As inflationary pressures persist, the Monetary Policy Committee has decided to retain the benchmark interest rate at 26.5 per cent towards protecting the economy from external shocks.
CBN Governor, Olayemi Cardoso announced the decision on Wednesday at the end of the MPC’s 305th meeting held in Abuja between May 19 to 20.
Cardoso said the committee unanimously agreed to retain the Monetary Policy Rate (MPR) at 26.5 per cent despite mounting concerns over rising inflation.
The latest decision comes months after the apex bank cut the benchmark rate by 50 basis points in February 2026 from 27 per cent, ending a prolonged tightening cycle that had been maintained since November 2025.
Cardoso said the MPC carefully assessed prevailing economic risks, noting that inflation had risen for two consecutive months largely due to external developments.
According to him “The decisions of the MPC were anchored on a comprehensive assessment of risks to the outlook. Although inflation has risen marginally for two consecutive months, largely induced by external shocks, the MPC recognises its transitory nature and remains confident that the current macroeconomic environment is sufficiently robust to support a return to disinflation” .
The committee also adjusted the asymmetric corridor around the MPR to +50/-450 basis points, a move aimed at discouraging commercial banks from parking excess liquidity with the apex bank while encouraging increased lending to the real sector.
The MPC also retained the Cash Reserve Ratio for commercial banks at 45 per cent and kept the ratio for merchant banks unchanged at 16 per cent.
The committee also maintained the Cash Reserve Ratio on non-Treasury Single Account public sector deposits at 75 per cent for liquidity management purposes.
The decision followed a fresh increase in Nigeria’s inflation rate, according to the latest Consumer Price Index report released by the National Bureau of Statistics.

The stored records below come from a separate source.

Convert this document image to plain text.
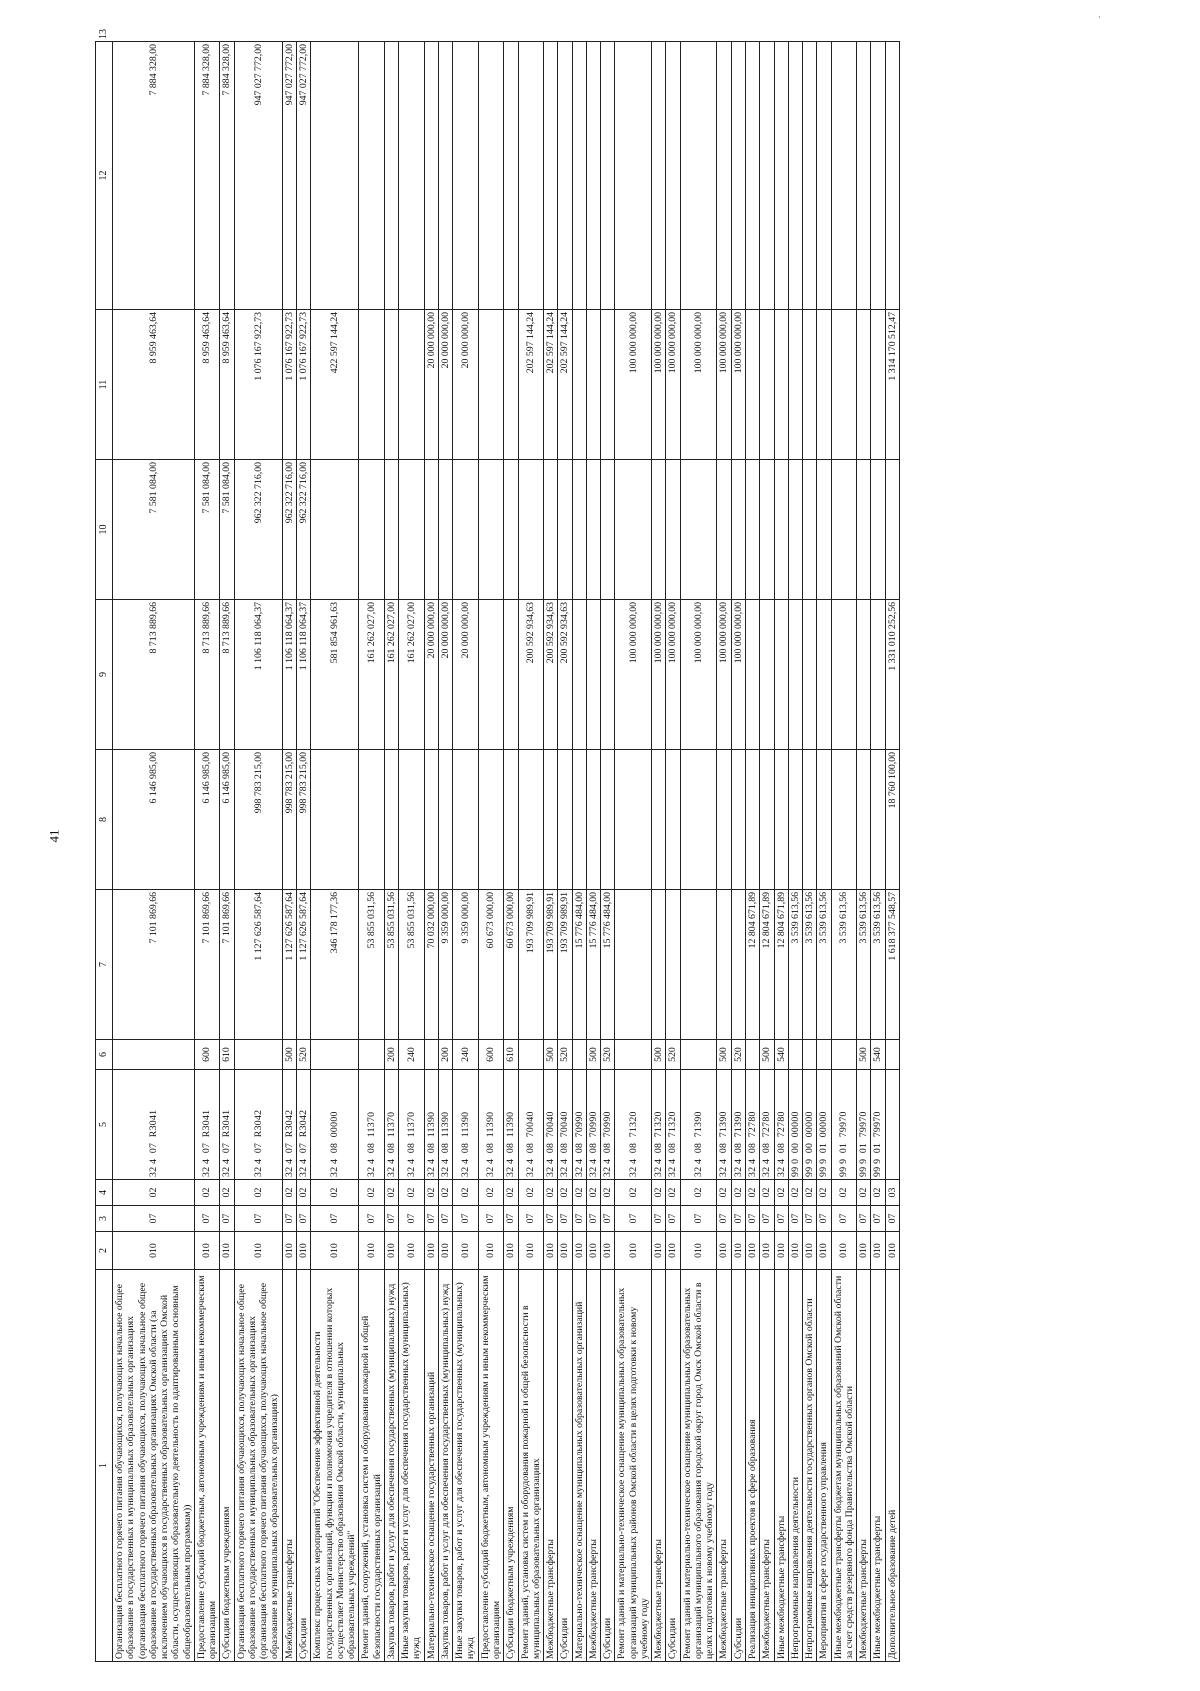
41
·
1	2	3	4	5	6	7	8	9	10	11	12	13
Организация бесплатного горячего питания обучающихся, получающих начальное общее образование в государственных и муниципальных образовательных организациях (организация бесплатного горячего питания обучающихся, получающих начальное общее образование в государственных образовательных организациях Омской области (за исключением обучающихся в государственных образовательных организациях Омской области, осуществляющих образовательную деятельность по адаптированным основным общеобразовательным программам))	010	07	02	32 4  07  R3041		7 101 869,66	6 146 985,00	8 713 889,66	7 581 084,00	8 959 463,64	7 884 328,00	
Предоставление субсидий бюджетным, автономным учреждениям и иным некоммерческим организациям	010	07	02	32 4  07  R3041	600	7 101 869,66	6 146 985,00	8 713 889,66	7 581 084,00	8 959 463,64	7 884 328,00	
Субсидии бюджетным учреждениям	010	07	02	32 4  07  R3041	610	7 101 869,66	6 146 985,00	8 713 889,66	7 581 084,00	8 959 463,64	7 884 328,00	
Организация бесплатного горячего питания обучающихся, получающих начальное общее образование в государственных и муниципальных образовательных организациях (организация бесплатного горячего питания обучающихся, получающих начальное общее образование в муниципальных образовательных организациях)	010	07	02	32 4  07  R3042		1 127 626 587,64	998 783 215,00	1 106 118 064,37	962 322 716,00	1 076 167 922,73	947 027 772,00	
Межбюджетные трансферты	010	07	02	32 4  07  R3042	500	1 127 626 587,64	998 783 215,00	1 106 118 064,37	962 322 716,00	1 076 167 922,73	947 027 772,00	
Субсидии	010	07	02	32 4  07  R3042	520	1 127 626 587,64	998 783 215,00	1 106 118 064,37	962 322 716,00	1 076 167 922,73	947 027 772,00	
Комплекс процессных мероприятий "Обеспечение эффективной деятельности государственных организаций, функции и полномочия учредителя в отношении которых осуществляет Министерство образования Омской области, муниципальных образовательных учреждений"	010	07	02	32 4  08  00000		346 178 177,36		581 854 961,63		422 597 144,24		
Ремонт зданий, сооружений, установка систем и оборудования пожарной и общей безопасности государственных организаций	010	07	02	32 4  08  11370		53 855 031,56		161 262 027,00				
Закупка товаров, работ и услуг для обеспечения государственных (муниципальных) нужд	010	07	02	32 4  08  11370	200	53 855 031,56		161 262 027,00				
Иные закупки товаров, работ и услуг для обеспечения государственных (муниципальных) нужд	010	07	02	32 4  08  11370	240	53 855 031,56		161 262 027,00				
Материально-техническое оснащение государственных организаций	010	07	02	32 4  08  11390		70 032 000,00		20 000 000,00		20 000 000,00		
Закупка товаров, работ и услуг для обеспечения государственных (муниципальных) нужд	010	07	02	32 4  08  11390	200	9 359 000,00		20 000 000,00		20 000 000,00		
Иные закупки товаров, работ и услуг для обеспечения государственных (муниципальных) нужд	010	07	02	32 4  08  11390	240	9 359 000,00		20 000 000,00		20 000 000,00		
Предоставление субсидий бюджетным, автономным учреждениям и иным некоммерческим организациям	010	07	02	32 4  08  11390	600	60 673 000,00						
Субсидии бюджетным учреждениям	010	07	02	32 4  08  11390	610	60 673 000,00						
Ремонт зданий, установка систем и оборудования пожарной и общей безопасности в муниципальных образовательных организациях	010	07	02	32 4  08  70040		193 709 989,91		200 592 934,63		202 597 144,24		
Межбюджетные трансферты	010	07	02	32 4  08  70040	500	193 709 989,91		200 592 934,63		202 597 144,24		
Субсидии	010	07	02	32 4  08  70040	520	193 709 989,91		200 592 934,63		202 597 144,24		
Материально-техническое оснащение муниципальных образовательных организаций	010	07	02	32 4  08  70990		15 776 484,00						
Межбюджетные трансферты	010	07	02	32 4  08  70990	500	15 776 484,00						
Субсидии	010	07	02	32 4  08  70990	520	15 776 484,00						
Ремонт зданий и материально-техническое оснащение муниципальных образовательных организаций муниципальных районов Омской области в целях подготовки к новому учебному году	010	07	02	32 4  08  71320				100 000 000,00		100 000 000,00		
Межбюджетные трансферты	010	07	02	32 4  08  71320	500			100 000 000,00		100 000 000,00		
Субсидии	010	07	02	32 4  08  71320	520			100 000 000,00		100 000 000,00		
Ремонт зданий и материально-техническое оснащение муниципальных образовательных организаций муниципального образования городской округ город Омск Омской области в целях подготовки к новому учебному году	010	07	02	32 4  08  71390				100 000 000,00		100 000 000,00		
Межбюджетные трансферты	010	07	02	32 4  08  71390	500			100 000 000,00		100 000 000,00		
Субсидии	010	07	02	32 4  08  71390	520			100 000 000,00		100 000 000,00		
Реализация инициативных проектов в сфере образования	010	07	02	32 4  08  72780		12 804 671,89						
Межбюджетные трансферты	010	07	02	32 4  08  72780	500	12 804 671,89						
Иные межбюджетные трансферты	010	07	02	32 4  08  72780	540	12 804 671,89						
Непрограммные направления деятельности	010	07	02	99 0  00  00000		3 539 613,56						
Непрограммные направления деятельности государственных органов Омской области	010	07	02	99 9  00  00000		3 539 613,56						
Мероприятия в сфере государственного управления	010	07	02	99 9  01  00000		3 539 613,56						
Иные межбюджетные трансферты бюджетам муниципальных образований Омской области за счет средств резервного фонда Правительства Омской области	010	07	02	99 9  01  79970		3 539 613,56						
Межбюджетные трансферты	010	07	02	99 9  01  79970	500	3 539 613,56						
Иные межбюджетные трансферты	010	07	02	99 9  01  79970	540	3 539 613,56						
Дополнительное образование детей	010	07	03			1 618 377 548,57	18 760 100,00	1 331 010 252,56		1 314 170 512,47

The NBS reported that headline inflation rose to 15.69 per cent in April 2026 from 15.38 per cent recorded in March, representing a 0.31 percentage point increase. Inflation had earlier stood at 15.06 per cent in February.
Analysts have linked the renewed inflationary trend to rising fuel prices and global geopolitical tensions involving the United States, Israel and Iran, which have disrupted crude oil shipments through the Strait of Hormuz, a key global oil transit route.
The rising energy costs have continued to impact on transportation, food supply chains and the prices of goods and services across Nigeria.
Before the MPC, economic experts and private sector groups had urged the apex bank to avoid further monetary tightening in order not to slow economic growth and private sector expansion.
Despite the inflationary pressure, the CBN maintained that the current policy stance remains necessary to sustain macroeconomic stability and guide inflation back toward a downward trajectory.